PEC official says oil price not to blame for "homemade" US crisis
( dpa ) - High world oil prices are not to blame for the economic crisis facing the United States, OPEC Secretary General Abdalla Salem al-Badri said in an interview published in Germany Saturday.
"If there is a recession, the oil price is not to blame," Badri told Der Spiegel newsmagazine.
He blamed instead the subprime mortgage crisis, along with other financial market problems, insisting the US economic difficulties were "home-made."
Badri's comments came after US President George W Bush called, during a visit to Riyadh on Tuesday, for the Organization of Petroleum Exporting Countries (OPEC) to increase production.

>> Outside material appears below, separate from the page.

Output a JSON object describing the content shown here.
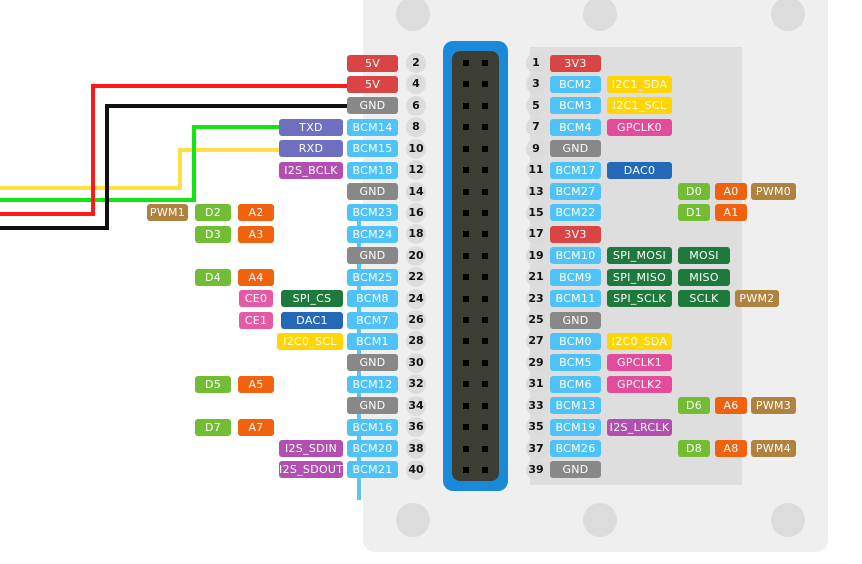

Badri was also critical of the lack of US refinery capacity, saying investment had been insufficient over the past 30 years. "They consume 21 million barrels a day, but they can only process 17 million," he said.
Badri defended OPEC's supply policy, noting that member countries produced 40 per cent of the world's oil and were thus not in a position to control the market.
He dismissed speculation that the oil price could rise to 200 dollars a barrel as "highly improbable" and predicted that oil would be a major energy source for the next century.
Oil production had not yet reached a peak and would not do so in the near future, Badri told Der Spiegel.
In connection with recent price levels around 100 dollars, he said only one major dealer had paid prices at this level and that dealer had lost money.
He further noted that the dollar oil price reflected a sharp decline in the value of the US currency and said there had been "a lively discussion" within OPEC in November over switching to the euro, as suggested by OPEC members Venezuela and Iran.
Badri declined to comment on a suggestion that Russia could join OPEC and said that President Vladimir Putin's proposal to Algeria, Iran and Qatar on a gas cartel had only long-term prospects, as gas suppliers were generally tied into contracts for as long as 30 years.
Badri described oil multinationals, such as Exxon, Shell and BP, as "dinosaurs" facing a changing world, urging them to train more local expertise and invest more in new technologies and in finding new resources.